Autism Cymru ran a series of seminars on various locations with guest speakers addressing autism issues. Past speakers included Donna Williams, a person diagnosed with autism, a sociologist and qualified teacher and the author of nine published books.

===Publications===
They also produced 'award-winning' book publications.

==Autism Initiatives and C-Saw services==
Autism Initiatives and C-SAW in North Wales, former partners of Autism Cymru, provided services for children and adults through a creative approach and lifelong support. C-Saw provided social activities and services. Three social clubs — grouped by age ranges 8 to 16, 16 to 25, and 25 and up — provided opportunities to socialize, build confidence and gain life skills. There was also a quarterly coffee mornings club for parents.

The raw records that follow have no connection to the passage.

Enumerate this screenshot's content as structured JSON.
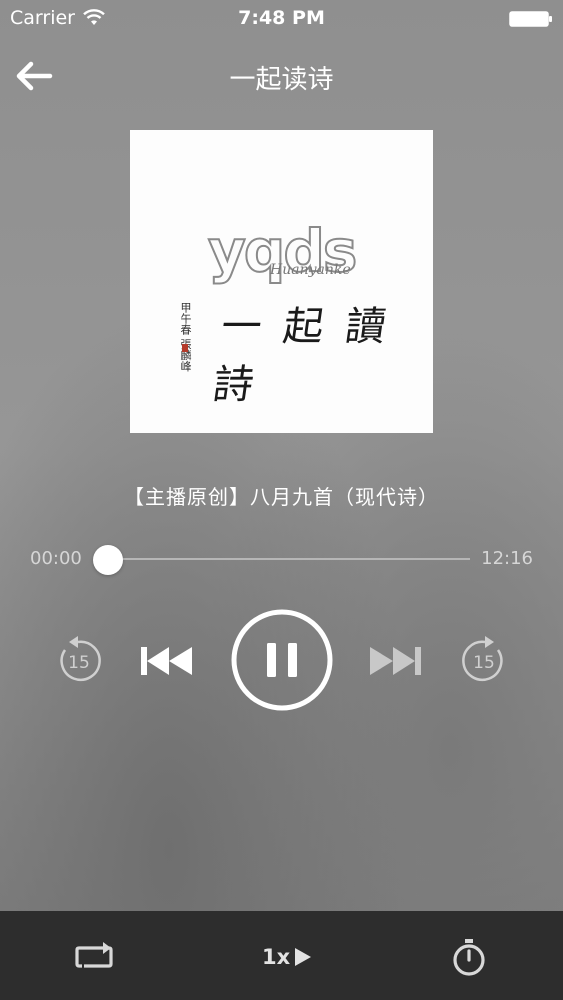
{
  "status_bar": {
    "carrier": "Carrier",
    "time": "7:48 PM"
  },
  "nav": {
    "title": "一起读诗",
    "back_icon": "back-arrow-icon"
  },
  "album": {
    "logo_text": "yqds",
    "logo_subtext": "Huanyanke",
    "calligraphy": "一起讀詩",
    "signature": "甲午春 張麟峰"
  },
  "track": {
    "title": "【主播原创】八月九首（现代诗）"
  },
  "progress": {
    "elapsed": "00:00",
    "total": "12:16",
    "fraction": 0.0
  },
  "controls": {
    "rewind_label": "15",
    "forward_label": "15",
    "state": "playing"
  },
  "bottom_bar": {
    "speed_label": "1x",
    "loop_icon": "repeat-icon",
    "timer_icon": "timer-icon"
  },
  "colors": {
    "bottom_bar_bg": "#2d2d2d",
    "screen_bg": "#8f8f8f",
    "accent": "#ffffff"
  }
}
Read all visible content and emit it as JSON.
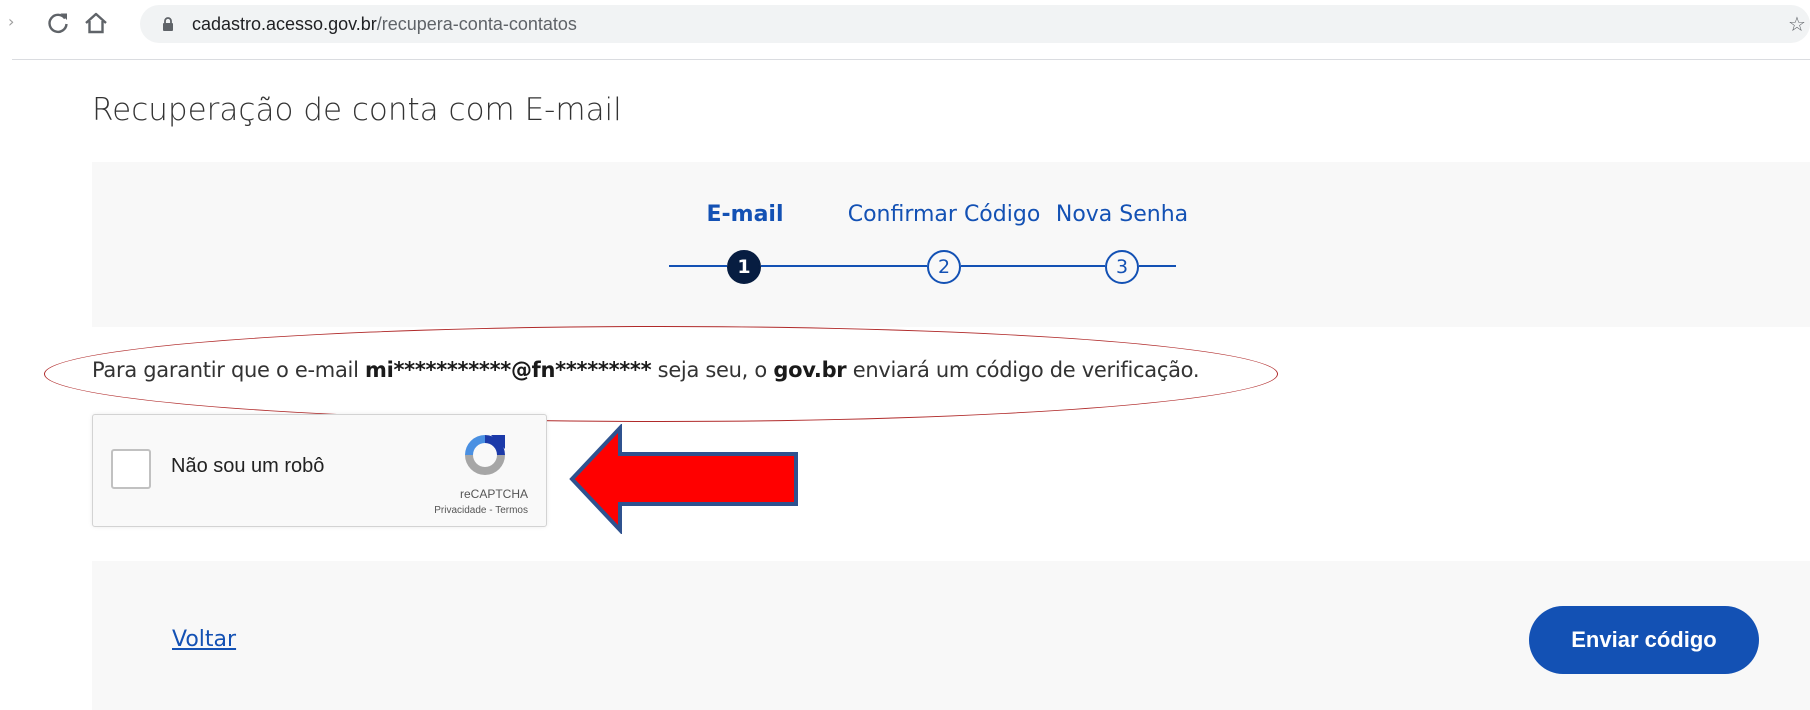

Services offered by C-Saw included counselling, community outreach, transitional program for young people into adulthood, and physical activities.

==Housing opportunities==
The collaborative sought to obtain more partnerships especially housing associations, local authorities and other trusts to join the effort in bringing Welsh autistic people supported living projects and quality housing solutions, respite and short break services, to solve what was described as 'Tomorrow's Big Problem' by Hugh Morgan.